Silver has the gift of most smaller men, proportion easy, then honed with dedication at a gym. He refused to admit he is muscular, calling it into question because his shoulders and arms don’t stay swollen like frozen hams when they are not flexed. He was also incredulous when I pointed out we should probably size up in condoms, because I had to fight to get the standard size down his dick at the last inch.

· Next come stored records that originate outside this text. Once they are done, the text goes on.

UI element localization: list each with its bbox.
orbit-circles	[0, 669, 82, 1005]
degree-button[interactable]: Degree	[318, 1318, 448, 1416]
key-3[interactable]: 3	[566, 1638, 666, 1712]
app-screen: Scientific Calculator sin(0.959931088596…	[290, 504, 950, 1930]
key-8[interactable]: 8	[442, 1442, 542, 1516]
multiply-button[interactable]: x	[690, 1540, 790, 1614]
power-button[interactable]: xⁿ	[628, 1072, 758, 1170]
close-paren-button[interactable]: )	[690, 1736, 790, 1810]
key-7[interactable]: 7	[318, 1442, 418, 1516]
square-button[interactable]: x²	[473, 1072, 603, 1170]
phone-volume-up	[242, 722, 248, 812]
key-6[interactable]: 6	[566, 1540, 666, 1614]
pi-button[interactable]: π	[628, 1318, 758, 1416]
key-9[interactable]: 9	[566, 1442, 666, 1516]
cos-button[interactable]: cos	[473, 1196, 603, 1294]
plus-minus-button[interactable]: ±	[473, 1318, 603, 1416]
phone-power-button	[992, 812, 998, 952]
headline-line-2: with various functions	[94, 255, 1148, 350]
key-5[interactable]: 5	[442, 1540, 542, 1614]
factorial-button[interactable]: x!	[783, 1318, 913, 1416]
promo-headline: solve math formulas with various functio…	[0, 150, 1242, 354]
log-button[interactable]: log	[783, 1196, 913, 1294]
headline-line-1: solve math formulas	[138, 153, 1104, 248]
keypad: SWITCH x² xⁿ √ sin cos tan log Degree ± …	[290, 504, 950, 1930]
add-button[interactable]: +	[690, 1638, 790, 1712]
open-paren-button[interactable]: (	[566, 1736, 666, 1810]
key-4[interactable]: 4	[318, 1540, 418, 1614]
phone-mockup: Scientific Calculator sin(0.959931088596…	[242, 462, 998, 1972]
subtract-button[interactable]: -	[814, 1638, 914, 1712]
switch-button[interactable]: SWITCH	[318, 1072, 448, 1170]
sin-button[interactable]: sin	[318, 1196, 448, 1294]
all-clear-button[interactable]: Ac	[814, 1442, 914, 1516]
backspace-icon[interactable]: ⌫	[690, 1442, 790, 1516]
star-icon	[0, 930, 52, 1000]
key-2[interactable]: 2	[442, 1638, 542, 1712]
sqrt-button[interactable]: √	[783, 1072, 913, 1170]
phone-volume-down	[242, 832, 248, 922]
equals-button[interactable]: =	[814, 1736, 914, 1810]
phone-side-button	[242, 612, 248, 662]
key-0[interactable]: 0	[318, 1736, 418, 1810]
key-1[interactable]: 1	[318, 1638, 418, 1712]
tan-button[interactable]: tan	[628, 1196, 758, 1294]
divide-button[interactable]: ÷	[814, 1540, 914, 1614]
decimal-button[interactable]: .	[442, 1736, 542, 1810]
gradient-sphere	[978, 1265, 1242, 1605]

Even now, the Magnums, with their bold branding, actually the middle not the extreme, from the drug store’s offerings, create a sort of self conscious cringe. Neither he, nor I find much pleasure in harping on imaginary inadequacy. We never developed a taste for the male sub standard of claiming your partner doesn’t do it for you and attaches a certain self defeating aura to the dominant. No knock to your own kinks, but if I am going to own someone I want to think they aren’t a sexual imposition.
I began the weekend by offering him the chance to come, right then, or be denied on my terms as per usual. He picked the latter, of course, for fun in teasing. My god, he’s pretty and I’m horny. My botched IUD install and its correction is wearing off and I get wet easy. But, it’s not his tight little body I adore, by itself. Aesthetically, yes, it’s nice, but subtract my love and the possibility of control and certain tensions and I would have an immunity.
I skim the sex scenes in novels, not repulsed, but bored, often preferring “fade to black”. The intensity *to* bed can do it for me. And yet, now, with him, even writing this, the texture of his flesh when I squeeze it is an alluring sense memory.